Türk milleti olarak gerek bilimsel gerek sanatsal anlamda iddialı olduklarını ve iyi işler yaptıklarını dile getiren Vali Mayda, “Fakat kendimiz yaptığımız gibi başkalarının tecrübelerinden de faydalanmalıyız. En iyisini yapıp öğreneceğiz ama başka ülkelerdeki örnekleri de gezip görmekte fayda var. Depremlerin ardından yıkılması gereken orta hasarlı binalarımız boyandı cilalandı. Tabut gibi tedbirsiz bir uygulama var. Devletimiz belli binaların yıkılmasını istedi ama bir dirençle karşılaştı. Halbuki bu olmamalı. Yaşanan tecrübeler de paylaşılmalı. Estetiğe ve rekabete çok fazla önem veriyoruz. Binanın fazla kat ve fazla daire olmasına önem veriyoruz ama esas önemli olan güvenliğidir. Afetsiz bir yaşam diliyorum.” dedi.

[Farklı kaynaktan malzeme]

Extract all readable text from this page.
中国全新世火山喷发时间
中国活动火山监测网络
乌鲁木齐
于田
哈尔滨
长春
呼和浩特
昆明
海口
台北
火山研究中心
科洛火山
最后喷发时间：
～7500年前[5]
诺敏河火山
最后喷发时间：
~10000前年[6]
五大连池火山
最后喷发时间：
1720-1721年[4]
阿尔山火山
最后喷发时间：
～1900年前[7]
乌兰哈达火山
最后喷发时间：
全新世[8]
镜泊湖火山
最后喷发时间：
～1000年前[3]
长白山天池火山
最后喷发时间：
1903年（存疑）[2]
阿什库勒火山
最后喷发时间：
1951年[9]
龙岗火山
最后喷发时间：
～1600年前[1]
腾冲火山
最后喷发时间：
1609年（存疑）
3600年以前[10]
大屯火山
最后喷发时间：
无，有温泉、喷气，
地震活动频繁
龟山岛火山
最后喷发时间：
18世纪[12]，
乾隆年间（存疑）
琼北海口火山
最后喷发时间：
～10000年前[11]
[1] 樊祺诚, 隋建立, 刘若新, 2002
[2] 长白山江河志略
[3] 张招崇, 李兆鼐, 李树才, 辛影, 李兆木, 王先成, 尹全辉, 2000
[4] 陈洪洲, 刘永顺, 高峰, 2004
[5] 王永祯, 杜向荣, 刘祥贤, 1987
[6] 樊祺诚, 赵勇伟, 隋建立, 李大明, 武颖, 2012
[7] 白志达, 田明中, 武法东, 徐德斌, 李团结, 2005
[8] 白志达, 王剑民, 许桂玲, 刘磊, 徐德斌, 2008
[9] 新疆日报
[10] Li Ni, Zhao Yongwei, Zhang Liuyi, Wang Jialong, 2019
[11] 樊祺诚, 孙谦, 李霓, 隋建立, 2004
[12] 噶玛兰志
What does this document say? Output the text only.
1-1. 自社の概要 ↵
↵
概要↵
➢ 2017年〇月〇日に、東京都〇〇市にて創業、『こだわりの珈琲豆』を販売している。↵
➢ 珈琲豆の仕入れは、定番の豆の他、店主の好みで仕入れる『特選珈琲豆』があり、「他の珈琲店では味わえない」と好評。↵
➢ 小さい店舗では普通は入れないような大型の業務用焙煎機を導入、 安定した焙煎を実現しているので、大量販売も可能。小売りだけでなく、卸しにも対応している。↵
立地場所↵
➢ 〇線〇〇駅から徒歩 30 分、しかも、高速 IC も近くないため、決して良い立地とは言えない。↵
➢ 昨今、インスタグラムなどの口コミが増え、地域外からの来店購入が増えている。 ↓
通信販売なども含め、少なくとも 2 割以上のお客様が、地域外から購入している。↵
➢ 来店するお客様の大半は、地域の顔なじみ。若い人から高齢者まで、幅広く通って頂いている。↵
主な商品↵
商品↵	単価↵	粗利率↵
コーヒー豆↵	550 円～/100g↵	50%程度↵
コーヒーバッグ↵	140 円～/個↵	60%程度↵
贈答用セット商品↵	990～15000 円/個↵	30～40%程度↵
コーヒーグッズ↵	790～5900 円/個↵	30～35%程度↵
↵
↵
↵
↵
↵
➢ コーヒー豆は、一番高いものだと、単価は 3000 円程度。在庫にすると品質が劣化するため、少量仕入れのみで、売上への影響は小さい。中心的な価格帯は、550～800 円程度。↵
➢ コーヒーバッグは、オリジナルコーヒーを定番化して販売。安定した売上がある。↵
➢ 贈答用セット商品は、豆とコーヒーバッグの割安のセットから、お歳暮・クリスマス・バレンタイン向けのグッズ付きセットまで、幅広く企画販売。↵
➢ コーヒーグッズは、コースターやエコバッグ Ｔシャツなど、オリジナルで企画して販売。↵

Toplantıda daha sonra 28 Şubat Sivil Savunma Günü ve 1-7 Mart Deprem Haftası nedeniyle düzenlenen şiir, resim ve kompozisyon yarışmalarında dereceye giren öğrencilerin ödülleri ve İl Afet ve Acil Durum Müdürlüğünde görev yapan Arama Kurtarma Ekibine başarı belgeleri verildi.
Program deprem ve AFAD çalışmalarının yer aldığı fotoğraf sergisinin gezilmesi ile son buldu.